I work in Mac OS 10.15.6 Catalina
Tesseract 4.1.1
Lstmtraining 4.1.1
Here is my process:
# Create train data, language Viet for only Time New Roman FONT
PANGOCAIRO_BACKEND=fc \
~/tesseract/src/training/tesstrain.sh \
--fonts_dir /Library/Fonts \
--lang vie \
--linedata_only \
--noextract_font_properties \
--exposures "0" \
--langdata_dir ~/tesstutorial/langdata \
--tessdata_dir ~/tesstutorial/tesseract/tessdata \
--fontlist "Times New Roman" \
--training_text ~/tesstutorial/langdata/vie/vie.training_text \
--output_dir ~/tesstutorial/vietrain
in dir ~/tesstutorial/langdata: I put the best vie.traineddata, and vie.punc, vie.wordlist, vie.wordlist, vie.number (I don't know if it is necessary?)
# Create evaluation data, language Viet for only Time New Roman FONT
using other data
PANGOCAIRO_BACKEND=fc \
~/tesseract/src/training/tesstrain.sh \
--fonts_dir /Library/Fonts \
--lang vie \
--linedata_only \
--noextract_font_properties \
--exposures "0" \
--langdata_dir ~/tesstutorial/langdata \ (dir has best traineddata Sep 2017)
--tessdata_dir ~/tesstutorial/tesseract/tessdata \
--fontlist "Times New Roman" \
--training_text ~/tesstutorial/langdata/vie_eval/vie.training_text \
--output_dir ~/tesstutorial/vieeval
# Then I continue training using lstmtraining
lstmtraining \
--debug_interval 100 \
--traineddata ~/tesstutorial/vietrain/vie/vie.traineddata \
--net_spec '[1,36,0,1 Ct3,3,16 Mp3,3 Lfys48 Lfx96 Lrx96 Lfx256 O1c111]' \
--model_output ~/tesstutorial/vieoutput/base \
--learning_rate 20e-4 \
--train_listfile ~/tesstutorial/vietrain/vie.training_files.txt \
--eval_listfile ~/tesstutorial/vieeval/vie.training_files.txt \
--max_iterations 100000 &>~/tesstutorial/vieoutput/basetrain.log
So far, there is no error, there are several base...checkpoint generated
# Last step, combine output
Do I have to provide best traineddata so that the final output traineddata will have all required components?

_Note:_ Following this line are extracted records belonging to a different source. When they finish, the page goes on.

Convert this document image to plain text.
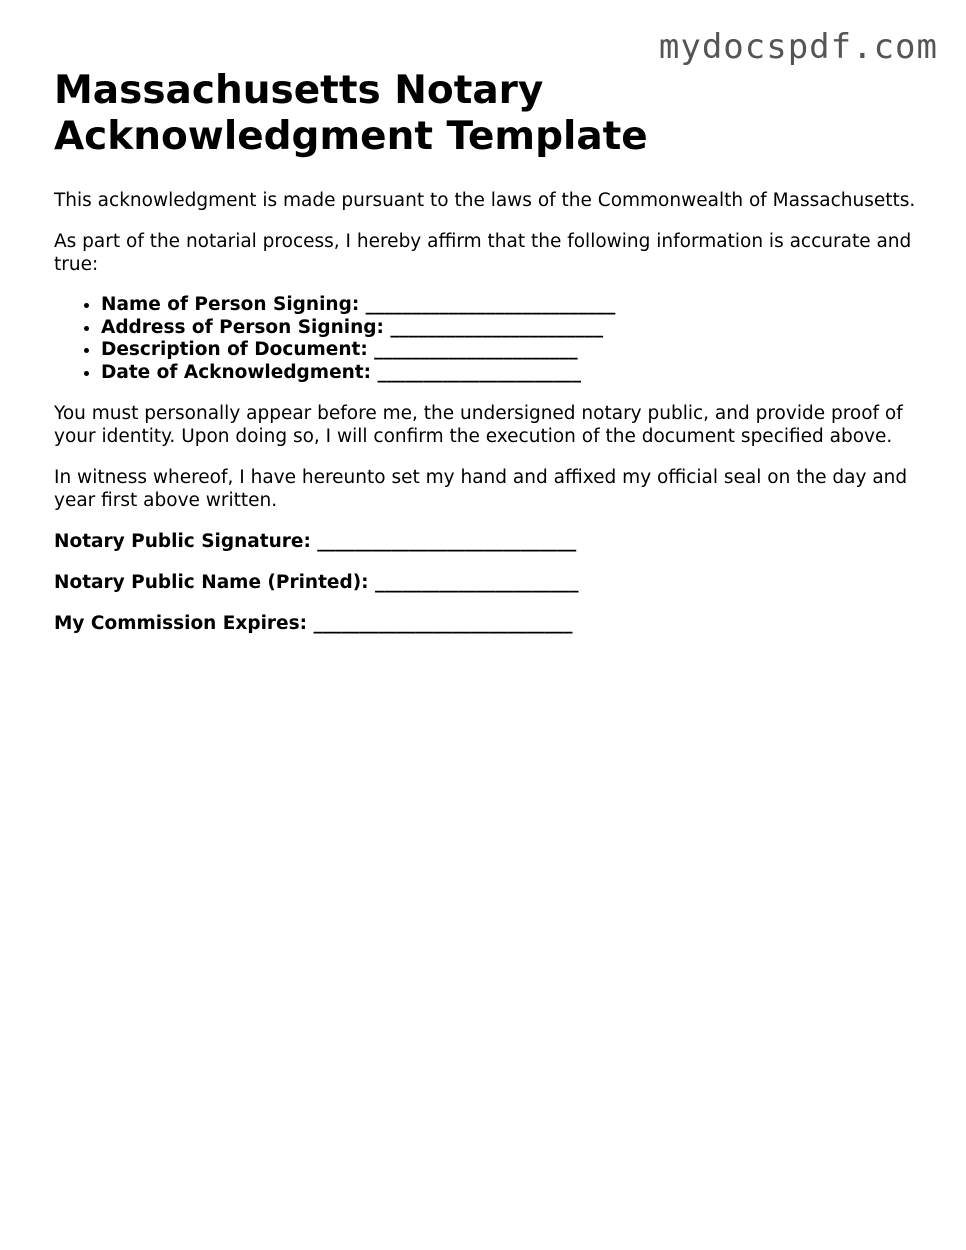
mydocspdf.com
Massachusetts Notary Acknowledgment Template

This acknowledgment is made pursuant to the laws of the Commonwealth of Massachusetts.

As part of the notarial process, I hereby affirm that the following information is accurate and true:

• Name of Person Signing: ___________________________
• Address of Person Signing: _______________________
• Description of Document: ______________________
• Date of Acknowledgment: ______________________

You must personally appear before me, the undersigned notary public, and provide proof of your identity. Upon doing so, I will confirm the execution of the document specified above.

In witness whereof, I have hereunto set my hand and affixed my official seal on the day and year first above written.

Notary Public Signature: ____________________________

Notary Public Name (Printed): ______________________

My Commission Expires: ____________________________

I get error Must provide a --traineddata see training wiki
Here are what I tried
lstmtraining --stop_training \
--continue_from ~/tesstutorial/vieoutput/base_checkpoint \
--traineddata ~/tesstutorial/vietrain/vie/vie.traineddata \ (produced at the first step)
--model_output ~/tesstutorial/vieoutput/vie.traineddata
or
lstmtraining --stop_training \
--continue_from ~/tesstutorial/vieoutput/base_checkpoint \
--traineddata ~ /tesstutorial/vietrain/vie/vie.traineddata\ (produced at the first step)
--old_traineddata ~/tesstutorial/langdata/vie.traineddata \ (dir has best traineddata Sep 2017)
--model_output ~/tesstutorial/vieoutput/vie.traineddata
I read carefully wiki, but there is not any solutions.
Please, anyone can point out what wrong with my process?
Is there anything missing?
Many thanks,
TuPM